How to find the coefficient of $x^8$ in $(x-1) (x-2) . . .(x-10)$. Is there any general formula to solve this kind of problems?

Answer 1

The roots of the polynomial $(x - 1)(x-2)\cdots(x-10) = 0$ are $x = 1,2,\dots,10$.

Apply Vieta's Formulas to deduce that the coefficient of $x^8$ is the sum of all pairwise products of these roots (a.k.a the second elementary symmetric function of the roots):

$$(1\cdot2 + 1\cdot 3 + \dots + 1\cdot 10) + (2\cdot 3 + 2\cdot 4 + \dots + 2\cdot 10) + \dots + (9\cdot 10)\\ = 1320$$

Hence, the coefficient of $x^8$ is $1320$. The Wolf verifies.

Answer 2

Let $$(x−1)(x−2)...(x−10)=x^{10}+a_9x^9+a_8x^8+\cdots+a_1x+a_0$$

Using Vieta's formulas, the coefficient

of $x^9$ is $1+2+\cdots+10$

of $x^8$ is $\displaystyle\frac{\left(\sum_{r=1}^{10}r\right)^2-\sum_{r=1}^{10}r^2}2$

Answer 3

It's important to understand this general fact about multiplying sums together.

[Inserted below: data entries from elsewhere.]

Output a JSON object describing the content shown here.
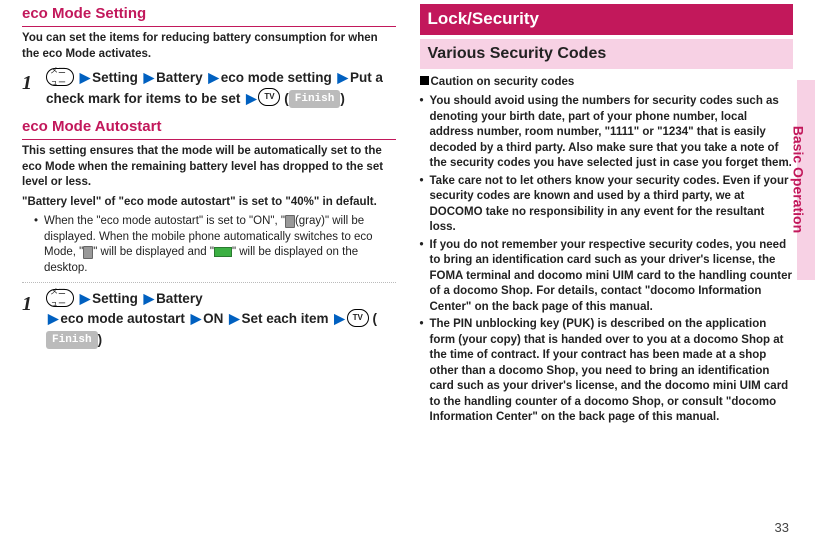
{
  "left": {
    "heading1": "eco Mode Setting",
    "intro1": "You can set the items for reducing battery consumption for when the eco Mode activates.",
    "step1_num": "1",
    "step1_menu": "メニュー",
    "step1_s1": "Setting",
    "step1_s2": "Battery",
    "step1_s3": "eco mode setting",
    "step1_s4": "Put a check mark for items to be set",
    "tv_label": "TV",
    "finish": "Finish",
    "heading2": "eco Mode Autostart",
    "intro2a": "This setting ensures that the mode will be automatically set to the eco Mode when the remaining battery level has dropped to the set level or less.",
    "intro2b": "\"Battery level\" of \"eco mode autostart\" is set to \"40%\" in default.",
    "bullet2": "When the \"eco mode autostart\" is set to \"ON\", \"",
    "bullet2_after1": "(gray)\" will be displayed. When the mobile phone automatically switches to eco Mode, \"",
    "bullet2_after2": "\" will be displayed and \"",
    "bullet2_after3": "\" will be displayed on the desktop.",
    "step2_num": "1",
    "step2_s1": "Setting",
    "step2_s2": "Battery",
    "step2_s3": "eco mode autostart",
    "step2_s4": "ON",
    "step2_s5": "Set each item"
  },
  "right": {
    "blockTitle": "Lock/Security",
    "subTitle": "Various Security Codes",
    "cautionHead": "Caution on security codes",
    "b1": "You should avoid using the numbers for security codes such as denoting your birth date, part of your phone number, local address number, room number, \"1111\" or \"1234\" that is easily decoded by a third party. Also make sure that you take a note of the security codes you have selected just in case you forget them.",
    "b2": "Take care not to let others know your security codes. Even if your security codes are known and used by a third party, we at DOCOMO take no responsibility in any event for the resultant loss.",
    "b3": "If you do not remember your respective security codes, you need to bring an identification card such as your driver's license, the FOMA terminal and docomo mini UIM card to the handling counter of a docomo Shop. For details, contact \"docomo Information Center\" on the back page of this manual.",
    "b4": "The PIN unblocking key (PUK) is described on the application form (your copy) that is handed over to you at a docomo Shop at the time of contract. If your contract has been made at a shop other than a docomo Shop, you need to bring an identification card such as your driver's license, and the docomo mini UIM card to the handling counter of a docomo Shop, or consult \"docomo Information Center\" on the back page of this manual."
  },
  "side": "Basic Operation",
  "pageNum": "33"
}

When you have the product of several sums $(a_1+a_2+...)(b_1+b_2+...)...$, and apply distributivity to multiply everything out as much as possible, you end up with (this is a bit of a mouthful) the sum of every possible product that can be formed by multiplying together one term from each sum.

For example, $(a + b)(c + d + e)=ac+ad+ae+bc+cd+be$. The products are formed by forming every possible combination of one term from the first sum and one term from the second.

This is very hard to describe in words, but I'll try. Here, when you multiply everything out, which terms are going to have $x^8$? Well, there's ten sums in your product. You're looking for combinations of one term from each sum which take $8$ $x$'s, and since each of these combinations will have $10$ factors in total, each one will include exactly two non-$x$'s. When you factor the $x^8$, you'll end up with the sum of all of those products of two non-$x$'s, so the coefficient is the sum of every possible product of two of the non-$x$ terms in your sums, in other words, every possible product of two of $\{-1, -2, ... -10\}$.

Viete's formulas, mentioned in the other two answers, is basically just the technical name for a particular case of the above reasoning.

Answer 4

Your polynomial is (almost) a falling factorial power: $$ x^{\underline{11}} = x (x - 1) \cdots (x - 10) $$ It is known that the coefficents of those are given by Stirling numbers of the first kind: $$ x^{\underline{r}} = \sum_k (-1)^{r - k} \genfrac{[}{]}{0pt}{}{r}{k} x^k $$ You want: $$ (-1)^{11 - 9} \genfrac{[}{]}{0pt}{}{11}{9} = 1320 $$ (computed by Casio)

Answer 5

To transform this into a standard problem, multiply by $x$ so that you are asking for the coefficient of $x^9$ in $x(x-1)(x-2)\ldots(x-10)$. That is (by definition of the latter) a falling factorial power $x^\underline{11}$ (the exponent says there are $11$ factors, the underline that they are decreasing by unit steps). The coefficients of the expansion of these as a polynomial in $x$ are called Stirling numbers of the first kind: $$ x^\underline n = \sum_{k\geq0}s(n,k)x^k = \sum_{k\geq0}(-1)^{n-k}\genfrac[]0{}nkx^k. $$ So the value asked for in the question is $(-1)^2\genfrac[]0{}{11}9=1320$.